I must start. By writing this down I’m trying to give me a kick start to things. I need to order a couple of books, but I’ve even held back from doing that. I know I can do the course, but I’m disappointed that I didn’t get higher marks. I have passed each semester though. Why would this one be different? Easier to think than write…

Don’t forget your mask!

Another friend and her son have tested positive for Covid19. I haven’t seen them for months but I’m very worried. Both are asymptomatic at the moment, I hope that continues. I just wish people would be careful…. Just a sneeze or a cough can spread droplets that land on door handles or chairs or plastic packaging. I had to fend someone off yesterday because she tried to hug me! I felt so close to going in for a hug, but I made an excuse about my sore shoulder. Everyone needs to be so careful.

X

Will Christmas be cancelled….?

Christmas is coming but will it happen? Our government is locking down the country from Thursday until December 2nd. This is after being advised by the scientists and doctors to bring in a lockdown about three or four weeks ago. No, they didn’t want to harm the economy, close schools, so they decided on a Tiered system, one, two and three… But that doesn’t seem to be working, hospital admissions and deaths are escalating again. So now it’s a lockdown. But then a minister has come out to say the lockdown might extend past four weeks. I don’t know where we will be at Christmas.

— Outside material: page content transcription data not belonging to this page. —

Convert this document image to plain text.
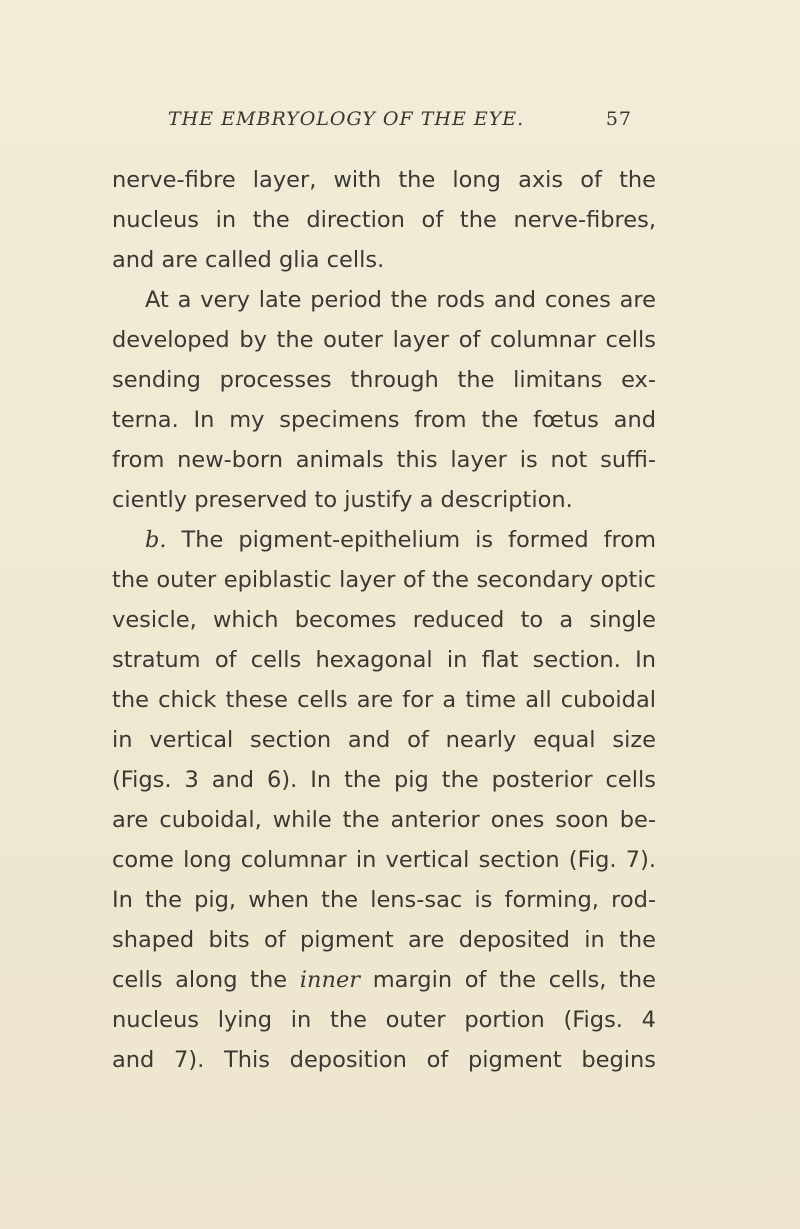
THE EMBRYOLOGY OF THE EYE.	57
nerve-fibre layer, with the long axis of the
nucleus in the direction of the nerve-fibres,
and are called glia cells.
At a very late period the rods and cones are
developed by the outer layer of columnar cells
sending processes through the limitans ex-
terna. In my specimens from the fœtus and
from new-born animals this layer is not suffi-
ciently preserved to justify a description.
b. The pigment-epithelium is formed from
the outer epiblastic layer of the secondary optic
vesicle, which becomes reduced to a single
stratum of cells hexagonal in flat section. In
the chick these cells are for a time all cuboidal
in vertical section and of nearly equal size
(Figs. 3 and 6). In the pig the posterior cells
are cuboidal, while the anterior ones soon be-
come long columnar in vertical section (Fig. 7).
In the pig, when the lens-sac is forming, rod-
shaped bits of pigment are deposited in the
cells along the inner margin of the cells, the
nucleus lying in the outer portion (Figs. 4
and 7). This deposition of pigment begins
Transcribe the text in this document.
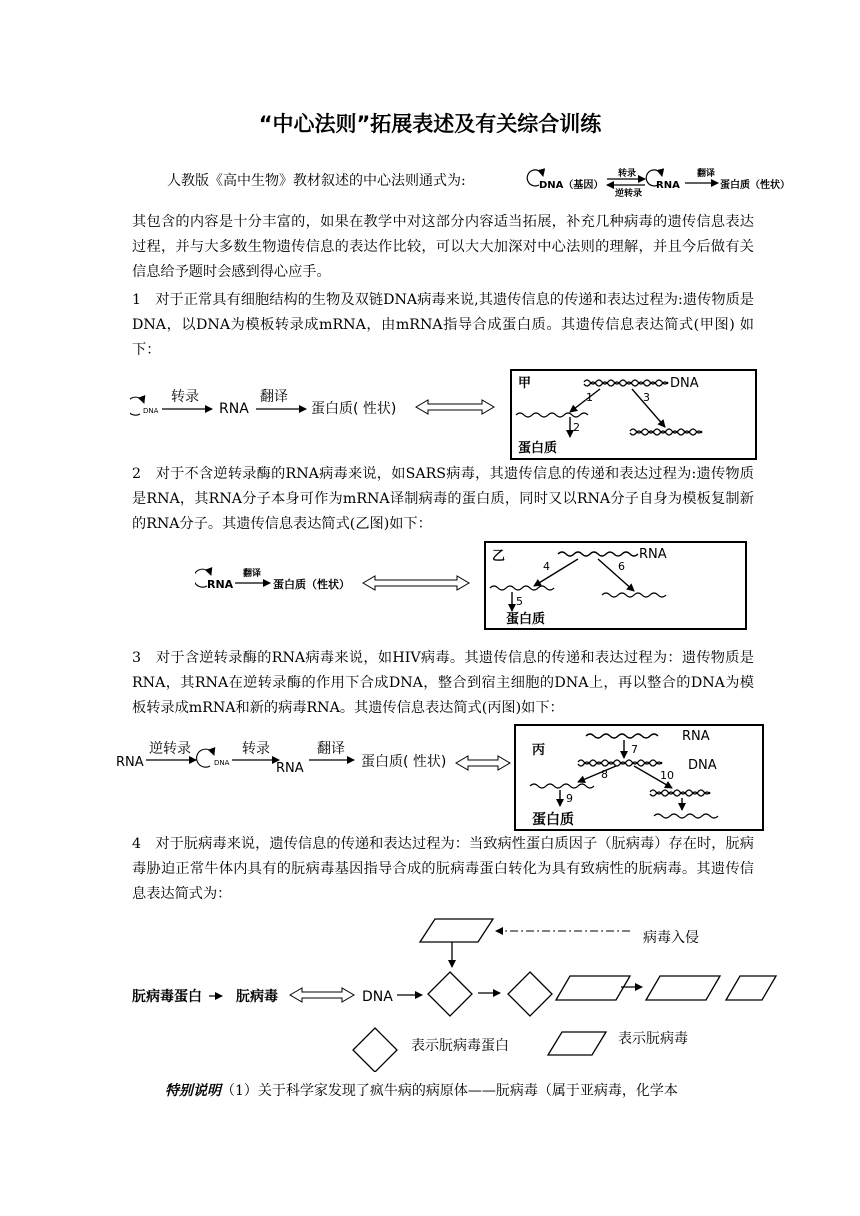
“中心法则”拓展表述及有关综合训练
人教版《高中生物》教材叙述的中心法则通式为:	DNA（基因）
转录
逆转录
RNA
翻译
蛋白质（性状）
其包含的内容是十分丰富的，如果在教学中对这部分内容适当拓展，补充几种病毒的遗传信息表达过程，并与大多数生物遗传信息的表达作比较，可以大大加深对中心法则的理解，并且今后做有关信息给予题时会感到得心应手。
1　对于正常具有细胞结构的生物及双链DNA病毒来说,其遗传信息的传递和表达过程为:遗传物质是DNA，以DNA为模板转录成mRNA，由mRNA指导合成蛋白质。其遗传信息表达简式(甲图) 如下：
DNA
转录
RNA
翻译
蛋白质( 性状)
甲	DNA
1
2
蛋白质
3
2　对于不含逆转录酶的RNA病毒来说，如SARS病毒，其遗传信息的传递和表达过程为:遗传物质是RNA，其RNA分子本身可作为mRNA译制病毒的蛋白质，同时又以RNA分子自身为模板复制新的RNA分子。其遗传信息表达简式(乙图)如下：
RNA
翻译
蛋白质（性状）
乙	RNA
4
5
蛋白质
6
3　对于含逆转录酶的RNA病毒来说，如HIV病毒。其遗传信息的传递和表达过程为：遗传物质是RNA，其RNA在逆转录酶的作用下合成DNA，整合到宿主细胞的DNA上，再以整合的DNA为模板转录成mRNA和新的病毒RNA。其遗传信息表达简式(丙图)如下：
RNA
逆转录
DNA
转录
RNA
翻译
蛋白质( 性状)
丙
RNA
7
DNA
8
9
蛋白质
10
4　对于朊病毒来说，遗传信息的传递和表达过程为：当致病性蛋白质因子（朊病毒）存在时，朊病毒胁迫正常牛体内具有的朊病毒基因指导合成的朊病毒蛋白转化为具有致病性的朊病毒。其遗传信息表达简式为：
病毒入侵
朊病毒蛋白 朊病毒	DNA
表示朊病毒蛋白	表示朊病毒
特别说明（1）关于科学家发现了疯牛病的病原体——朊病毒（属于亚病毒，化学本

The whole thing seems to have been dealt with so indecisively, instead of keeping on top of things we were all given free rein, people travelled across boundaries.

I’m fed up, but I will continue to stick to the rules. I will be careful, I will wash my hands and I will continue to wear a mask, not just for me but also the people around me. Meanwhile the government needs to get its act together. Money is not more important than people.